Brandon Laraby said...

Hey Laci,

Yeah, I dunno - I think this is going to be the end for Chuck... but that's just my humble opinion.

To me it feels like things are starting to wrap up. But who knows, right?

The whole Casey angle seemed to come out of nowhere... and it's an interesting change but I wonder how long it'll last 'cause Casey's a huge part of the show Also, Chuck totally needs someone to bounce off of... literally or figuratively... to help balance him out.

Fingers crossed tho'!

Brandon Laraby said...

Hey John,

Yeah, that's a great memo - it's been making the rounds for a while now. And while I don't agree with everything in it, there's lots of wicked advice for newbie writers or otherwise.

At the very least more tools to add to the toolbox, eh? :P


Dan said...

Hmmm...what did I learn...

I guess the most important thing I learned was when to take advice and when to disregard it.

I went in 'green' - it was my first TV script ever, and I was just so thrilled to be there that I think I would have re-written the entire thing if they'd asked me too. And in the end, that's kinda what happened.

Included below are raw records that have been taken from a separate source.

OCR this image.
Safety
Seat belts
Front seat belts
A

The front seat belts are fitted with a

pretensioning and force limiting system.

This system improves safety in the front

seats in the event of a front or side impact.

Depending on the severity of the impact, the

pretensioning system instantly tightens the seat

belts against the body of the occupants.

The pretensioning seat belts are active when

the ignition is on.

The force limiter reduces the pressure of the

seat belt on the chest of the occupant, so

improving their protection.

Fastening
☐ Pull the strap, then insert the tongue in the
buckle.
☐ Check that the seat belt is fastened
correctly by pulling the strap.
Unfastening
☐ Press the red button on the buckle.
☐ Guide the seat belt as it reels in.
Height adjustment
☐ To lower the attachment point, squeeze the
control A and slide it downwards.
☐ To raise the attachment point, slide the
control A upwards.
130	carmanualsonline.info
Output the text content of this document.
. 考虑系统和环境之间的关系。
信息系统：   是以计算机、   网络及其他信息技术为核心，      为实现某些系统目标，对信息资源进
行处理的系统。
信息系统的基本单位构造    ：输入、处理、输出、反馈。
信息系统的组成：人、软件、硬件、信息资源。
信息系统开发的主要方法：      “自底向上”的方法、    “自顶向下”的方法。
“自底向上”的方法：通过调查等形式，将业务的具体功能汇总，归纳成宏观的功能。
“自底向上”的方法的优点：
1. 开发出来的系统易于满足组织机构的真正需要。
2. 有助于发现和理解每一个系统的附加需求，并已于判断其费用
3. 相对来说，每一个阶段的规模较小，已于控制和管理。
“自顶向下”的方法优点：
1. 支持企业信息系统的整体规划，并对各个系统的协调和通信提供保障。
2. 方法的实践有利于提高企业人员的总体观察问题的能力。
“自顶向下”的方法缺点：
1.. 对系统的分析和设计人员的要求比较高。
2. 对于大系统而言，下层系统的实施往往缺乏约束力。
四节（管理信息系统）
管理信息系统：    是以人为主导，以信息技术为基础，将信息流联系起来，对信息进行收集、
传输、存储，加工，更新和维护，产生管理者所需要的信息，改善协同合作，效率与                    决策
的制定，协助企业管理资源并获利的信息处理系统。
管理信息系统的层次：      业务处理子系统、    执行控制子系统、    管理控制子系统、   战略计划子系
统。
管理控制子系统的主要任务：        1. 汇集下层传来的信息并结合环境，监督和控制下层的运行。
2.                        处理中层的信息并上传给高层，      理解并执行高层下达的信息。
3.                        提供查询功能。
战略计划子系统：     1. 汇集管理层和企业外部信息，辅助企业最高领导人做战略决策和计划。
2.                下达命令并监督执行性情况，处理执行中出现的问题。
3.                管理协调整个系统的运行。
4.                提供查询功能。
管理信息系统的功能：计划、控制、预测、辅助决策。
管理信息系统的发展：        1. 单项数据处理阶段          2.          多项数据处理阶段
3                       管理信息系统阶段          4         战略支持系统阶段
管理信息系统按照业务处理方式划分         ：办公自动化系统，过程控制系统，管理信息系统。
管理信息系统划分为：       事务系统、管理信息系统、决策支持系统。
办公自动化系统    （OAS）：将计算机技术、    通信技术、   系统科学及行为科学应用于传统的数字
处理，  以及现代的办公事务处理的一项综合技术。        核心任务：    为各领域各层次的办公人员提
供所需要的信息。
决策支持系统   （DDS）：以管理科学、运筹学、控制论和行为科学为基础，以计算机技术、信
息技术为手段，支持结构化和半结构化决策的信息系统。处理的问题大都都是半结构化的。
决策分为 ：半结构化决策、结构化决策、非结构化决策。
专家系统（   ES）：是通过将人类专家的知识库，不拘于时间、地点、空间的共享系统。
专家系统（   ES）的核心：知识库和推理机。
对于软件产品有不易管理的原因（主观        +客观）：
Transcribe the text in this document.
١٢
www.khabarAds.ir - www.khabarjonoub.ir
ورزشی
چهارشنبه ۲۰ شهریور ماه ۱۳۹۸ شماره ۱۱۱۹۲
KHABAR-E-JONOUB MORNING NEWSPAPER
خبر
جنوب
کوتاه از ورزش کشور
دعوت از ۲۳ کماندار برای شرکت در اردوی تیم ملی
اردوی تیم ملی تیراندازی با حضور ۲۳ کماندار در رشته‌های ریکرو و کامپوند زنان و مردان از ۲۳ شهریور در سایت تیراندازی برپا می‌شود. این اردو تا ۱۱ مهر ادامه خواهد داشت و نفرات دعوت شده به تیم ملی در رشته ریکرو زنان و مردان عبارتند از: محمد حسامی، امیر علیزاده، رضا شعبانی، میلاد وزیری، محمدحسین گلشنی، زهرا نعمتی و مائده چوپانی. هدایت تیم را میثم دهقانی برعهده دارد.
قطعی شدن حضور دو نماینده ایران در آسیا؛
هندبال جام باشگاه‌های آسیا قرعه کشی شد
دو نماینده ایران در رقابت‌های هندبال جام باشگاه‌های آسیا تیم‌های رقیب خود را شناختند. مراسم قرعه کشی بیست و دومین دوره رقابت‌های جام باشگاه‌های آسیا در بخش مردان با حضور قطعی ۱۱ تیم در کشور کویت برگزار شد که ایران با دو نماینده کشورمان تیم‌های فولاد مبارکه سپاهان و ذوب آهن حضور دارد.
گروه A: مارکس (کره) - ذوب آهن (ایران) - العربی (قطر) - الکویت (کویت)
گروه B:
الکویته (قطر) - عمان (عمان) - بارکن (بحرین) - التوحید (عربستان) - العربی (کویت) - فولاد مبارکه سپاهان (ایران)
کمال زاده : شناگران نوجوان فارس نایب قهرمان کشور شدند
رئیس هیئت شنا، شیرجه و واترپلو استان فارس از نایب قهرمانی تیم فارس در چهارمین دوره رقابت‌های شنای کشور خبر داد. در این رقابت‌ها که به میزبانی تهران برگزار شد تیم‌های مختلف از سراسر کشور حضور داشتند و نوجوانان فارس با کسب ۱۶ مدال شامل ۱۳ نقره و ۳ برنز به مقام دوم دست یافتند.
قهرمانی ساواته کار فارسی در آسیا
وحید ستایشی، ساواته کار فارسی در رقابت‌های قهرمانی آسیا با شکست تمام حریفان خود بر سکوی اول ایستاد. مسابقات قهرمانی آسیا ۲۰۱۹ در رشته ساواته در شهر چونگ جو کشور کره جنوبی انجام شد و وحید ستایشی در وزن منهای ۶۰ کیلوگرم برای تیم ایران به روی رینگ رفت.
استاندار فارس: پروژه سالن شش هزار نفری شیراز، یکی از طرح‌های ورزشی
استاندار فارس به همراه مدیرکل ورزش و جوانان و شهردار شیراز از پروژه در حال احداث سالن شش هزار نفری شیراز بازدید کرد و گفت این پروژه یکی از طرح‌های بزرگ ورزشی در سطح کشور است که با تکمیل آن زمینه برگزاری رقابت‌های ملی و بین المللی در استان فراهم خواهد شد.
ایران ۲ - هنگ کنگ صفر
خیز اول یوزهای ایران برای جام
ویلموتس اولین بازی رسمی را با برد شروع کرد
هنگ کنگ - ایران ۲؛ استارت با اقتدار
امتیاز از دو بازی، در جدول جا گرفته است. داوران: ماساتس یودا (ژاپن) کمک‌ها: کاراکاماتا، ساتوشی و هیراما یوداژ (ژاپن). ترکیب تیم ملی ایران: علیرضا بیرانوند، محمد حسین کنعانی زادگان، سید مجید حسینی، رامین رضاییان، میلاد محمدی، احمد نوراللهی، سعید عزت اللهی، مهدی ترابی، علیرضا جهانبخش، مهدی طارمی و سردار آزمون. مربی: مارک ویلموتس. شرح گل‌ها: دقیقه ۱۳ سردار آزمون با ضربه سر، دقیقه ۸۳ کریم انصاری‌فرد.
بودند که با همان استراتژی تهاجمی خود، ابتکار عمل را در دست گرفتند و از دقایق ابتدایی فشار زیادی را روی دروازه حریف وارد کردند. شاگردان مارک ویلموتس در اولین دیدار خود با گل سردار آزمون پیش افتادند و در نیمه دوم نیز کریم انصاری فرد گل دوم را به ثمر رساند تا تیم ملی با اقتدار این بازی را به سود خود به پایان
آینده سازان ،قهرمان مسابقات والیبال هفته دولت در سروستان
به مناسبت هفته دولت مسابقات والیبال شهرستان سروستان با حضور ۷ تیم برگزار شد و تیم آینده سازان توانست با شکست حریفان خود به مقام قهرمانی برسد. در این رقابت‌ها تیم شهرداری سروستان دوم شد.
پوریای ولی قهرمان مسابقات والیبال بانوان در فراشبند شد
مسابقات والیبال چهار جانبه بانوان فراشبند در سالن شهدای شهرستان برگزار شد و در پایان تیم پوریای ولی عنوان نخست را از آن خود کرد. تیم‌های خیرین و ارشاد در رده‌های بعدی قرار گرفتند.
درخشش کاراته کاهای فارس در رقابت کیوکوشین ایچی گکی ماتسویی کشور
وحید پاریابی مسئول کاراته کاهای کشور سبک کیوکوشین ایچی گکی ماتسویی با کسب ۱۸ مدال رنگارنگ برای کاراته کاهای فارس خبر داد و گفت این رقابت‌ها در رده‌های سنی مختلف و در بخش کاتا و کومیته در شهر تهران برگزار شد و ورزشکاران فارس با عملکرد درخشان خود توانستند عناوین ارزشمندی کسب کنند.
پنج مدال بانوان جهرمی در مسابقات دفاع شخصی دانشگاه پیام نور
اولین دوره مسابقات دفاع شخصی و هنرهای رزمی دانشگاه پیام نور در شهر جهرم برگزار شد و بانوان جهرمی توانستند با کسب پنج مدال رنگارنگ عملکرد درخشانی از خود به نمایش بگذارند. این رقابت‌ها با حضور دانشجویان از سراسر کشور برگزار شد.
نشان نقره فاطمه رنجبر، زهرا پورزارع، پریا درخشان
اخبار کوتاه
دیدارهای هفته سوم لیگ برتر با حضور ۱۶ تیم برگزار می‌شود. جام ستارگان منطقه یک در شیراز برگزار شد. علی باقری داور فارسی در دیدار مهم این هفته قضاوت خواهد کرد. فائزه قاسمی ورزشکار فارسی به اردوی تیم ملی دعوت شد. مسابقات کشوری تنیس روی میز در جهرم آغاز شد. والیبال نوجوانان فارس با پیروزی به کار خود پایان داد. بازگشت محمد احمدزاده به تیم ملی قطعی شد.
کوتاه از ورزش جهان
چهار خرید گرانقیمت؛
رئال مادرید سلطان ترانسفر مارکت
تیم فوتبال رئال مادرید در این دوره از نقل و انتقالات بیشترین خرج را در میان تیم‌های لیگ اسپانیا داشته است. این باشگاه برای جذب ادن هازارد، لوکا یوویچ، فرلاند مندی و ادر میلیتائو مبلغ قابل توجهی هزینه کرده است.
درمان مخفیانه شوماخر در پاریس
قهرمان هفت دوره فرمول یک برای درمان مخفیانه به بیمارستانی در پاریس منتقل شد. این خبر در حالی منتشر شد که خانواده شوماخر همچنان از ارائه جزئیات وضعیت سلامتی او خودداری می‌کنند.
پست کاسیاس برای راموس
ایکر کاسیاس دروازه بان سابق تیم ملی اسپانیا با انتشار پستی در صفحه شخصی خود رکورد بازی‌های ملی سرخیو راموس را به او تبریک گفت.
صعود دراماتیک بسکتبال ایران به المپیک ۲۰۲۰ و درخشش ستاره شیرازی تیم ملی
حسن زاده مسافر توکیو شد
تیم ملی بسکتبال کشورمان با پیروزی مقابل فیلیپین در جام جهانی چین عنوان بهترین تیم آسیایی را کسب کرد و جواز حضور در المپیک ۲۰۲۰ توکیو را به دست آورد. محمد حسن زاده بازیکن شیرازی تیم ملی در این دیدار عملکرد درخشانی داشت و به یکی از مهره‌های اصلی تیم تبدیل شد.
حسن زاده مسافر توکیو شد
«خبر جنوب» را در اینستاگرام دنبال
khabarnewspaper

Now in a sense, that's the point. They set you up with a professional writer who helps you make it more 'marketable'. But I went too far, and the end result was something I wasn't particularly happy with. I sacrificed the initial 'spark' of the show while trying to make it more appealing to producers. It's a very fine line I think, and I crossed it. Big time.

So no, in the end I wasn't really happy with what I produced, but that wasn't the fault of the program. I just got carried away and didn't trust myself enough (creatively).

I think the best advice I can give you (if you get in) is to trust your instincts, listen to everything they say, but don't think that just because it's being said by someone in the program (or even a writer) that it has to be so. It's your show, and in the end I believe you've gotta like it.

But the contacts I made were awesome and I met some really cool and talented people there. It's a trip, to be sure.

Plus, a week at the Grand is nothing to sneeze at.

Good luck and hit me up if you need anything else!